Öte yandan Altın Aslan ödülü Güney Koreli sinemacı Kim Ki-duk'un oldu. Pieta adlı filmiyle ödülü alan usta yönetmen ödülü alırken bir de şarkı söyledi. En iyi yönetmene verilen Gümüş Aslan ödülüyse The Master filminin yönetmeni Paul Thomas Anderson'a verildi. Filmin iki başrol oyuncusu Philip Seymour Hoffman ve Joaquin Phoenix En İyi Erkek Oyuncu ödülünü paylaştılar. Bu arada ilginç bir dedikodu da Michael Mann başkanlığındaki jürinin Altın Aslan ödülünü de The Master'a vermek istedikleri ancak festival yönetmeliği yüzünden bunu yapamadıklarıydı.


6.09.2012

Bir Venedik hatırası


Araf'ı henüz izleyemedim maalesef ama Yer Gösterici için Yeşim Ustaoğlu ile röportaj yapan Hasan Cömert'ten iyi şeyler duydum. Adana'da izleyeceğim muhakkak. Bu arada malumunuz Araf dün Venedik Film Festivali'nde izleyiciyle buluştu. Bu kareler de dünkü galadan.



5.09.2012

Emekli gangsterler yeniden iş başında



Başlıktaki emekli gangsterler de kim derseniz, Al Pacino, Christopher Walken ve Alan Arkin'in adlarını saymam yeterli olacaktır. Stand Up Guys adlı filmde unutlmaz bir gece için bir araya gelen eski gangsterleri canlandıran üç oyuncu kendilerine nazaran daha genç bir kadronun canlandırdığı Expendables ekibine ders verebilir gibi geliyor bana. Film Ocak 2013'te kısıtlı bir vizyon görecek. Umarım bize de gelir.

Yer Gösterici


Uzun ve zorlu ama çok da keyifli bir hazırlık sürecinin ardından yeni e-dergimiz Yer Gösterici'yi bugün okurlarla buluşturmuş bulunuyoruz. Hasan Cömert, Fazilet Onat, Özgür Ersil, Seda Tekin, Kamil Can Akat ve tabii ntvmsnbc'nin Genel Yayın Yönetmeni Ahmet Yeşiltepe'ye buradan teşekkürü bir borç bilirim. Umarım siz de okuduklarınızı beğenir, Yer Gösterici'nin takipçisi olursunuz.

4.09.2012

Günün Venedik filmi



Venedik Film Festivali'nden bugünkü seçimim Japon usta Takeshi Kitano'nun son filmi Outrage Beyond. Sırf yukarıdaki görüntüler bile insanın içine dehşet ve heyecan pompalıyor.
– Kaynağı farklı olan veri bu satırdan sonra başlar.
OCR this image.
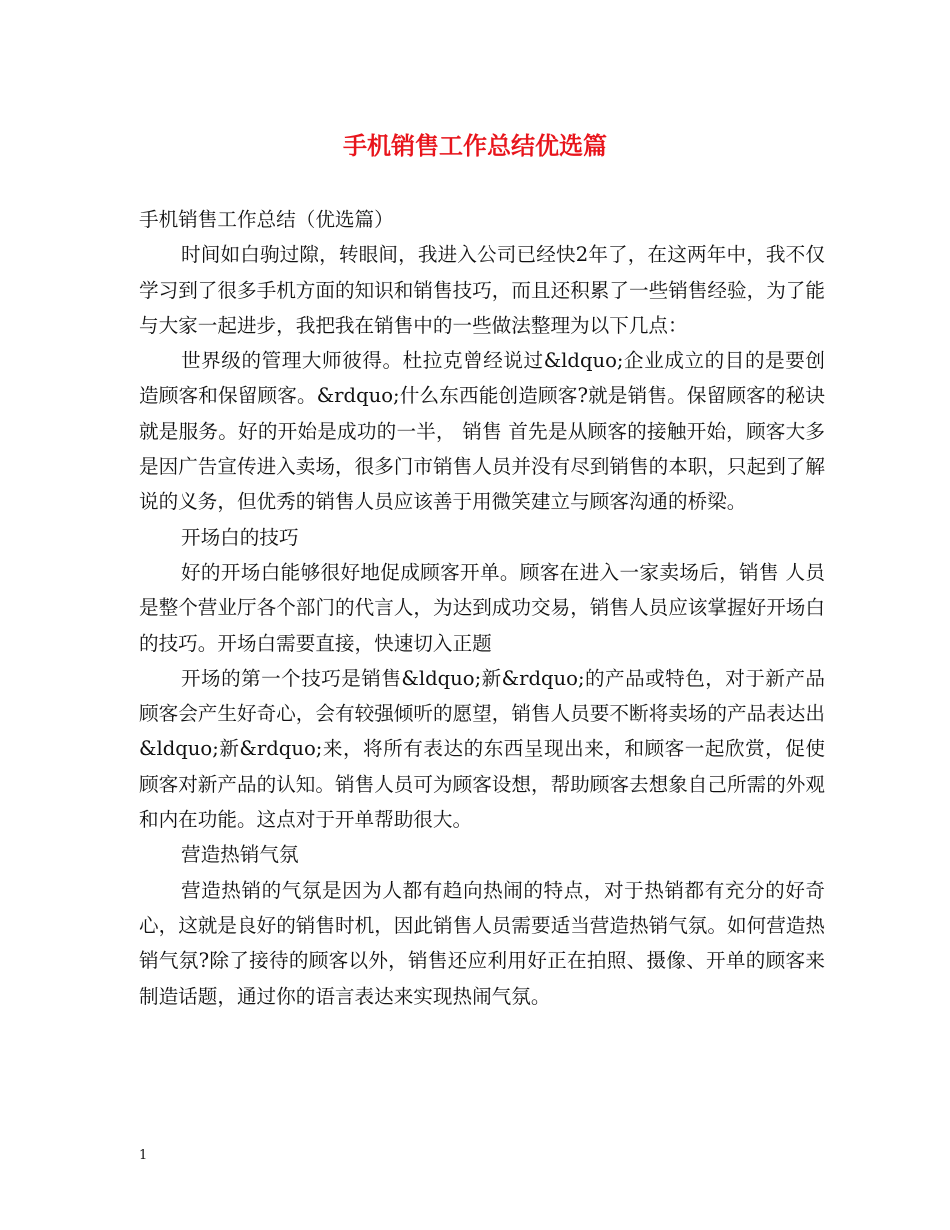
手机销售工作总结优选篇

手机销售工作总结（优选篇）

时间如白驹过隙，转眼间，我进入公司已经快2年了，在这两年中，我不仅学习到了很多手机方面的知识和销售技巧，而且还积累了一些销售经验，为了能与大家一起进步，我把我在销售中的一些做法整理为以下几点：

世界级的管理大师彼得。杜拉克曾经说过&ldquo;企业成立的目的是要创造顾客和保留顾客。&rdquo;什么东西能创造顾客?就是销售。保留顾客的秘诀就是服务。好的开始是成功的一半， 销售 首先是从顾客的接触开始，顾客大多是因广告宣传进入卖场，很多门市销售人员并没有尽到销售的本职，只起到了解说的义务，但优秀的销售人员应该善于用微笑建立与顾客沟通的桥梁。

开场白的技巧

好的开场白能够很好地促成顾客开单。顾客在进入一家卖场后，销售 人员是整个营业厅各个部门的代言人，为达到成功交易，销售人员应该掌握好开场白的技巧。开场白需要直接，快速切入正题

开场的第一个技巧是销售&ldquo;新&rdquo;的产品或特色，对于新产品顾客会产生好奇心，会有较强倾听的愿望，销售人员要不断将卖场的产品表达出&ldquo;新&rdquo;来，将所有表达的东西呈现出来，和顾客一起欣赏，促使顾客对新产品的认知。销售人员可为顾客设想，帮助顾客去想象自己所需的外观和内在功能。这点对于开单帮助很大。

营造热销气氛

营造热销的气氛是因为人都有趋向热闹的特点，对于热销都有充分的好奇心，这就是良好的销售时机，因此销售人员需要适当营造热销气氛。如何营造热销气氛?除了接待的顾客以外，销售还应利用好正在拍照、摄像、开单的顾客来制造话题，通过你的语言表达来实现热闹气氛。

1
Michael Clarke Duncan 1957 - 2012


O kadar iri yarıydı ki, oyunculukta tutunmadan önce bodyguard olarak çalışmış olmasına şaşmamalı. Tam da "nazik dev" tanımına uygun bir oyuncuydu Michael Clarke Duncan. İzlemesi çok keyif veren, o iri cüssesinden beklenmeyecek kadar yumuşak bir tipti. Onu ilk herhalde Armageddon'da görmüştüm. Ama tabii asıl ününü The Green Mile'daki, ona Oscar adaylığı getiren, John Caffey rolüne borçluydu. Ya da John Coffey unutulmazlığını Michael Clarke Duncan'a borçluydu demek daha doğru olur herhalde. Çok erken, henüz 54 yaşındayken hayata veda etti. Daha yapacak çok şeyi olabilirdi oysa.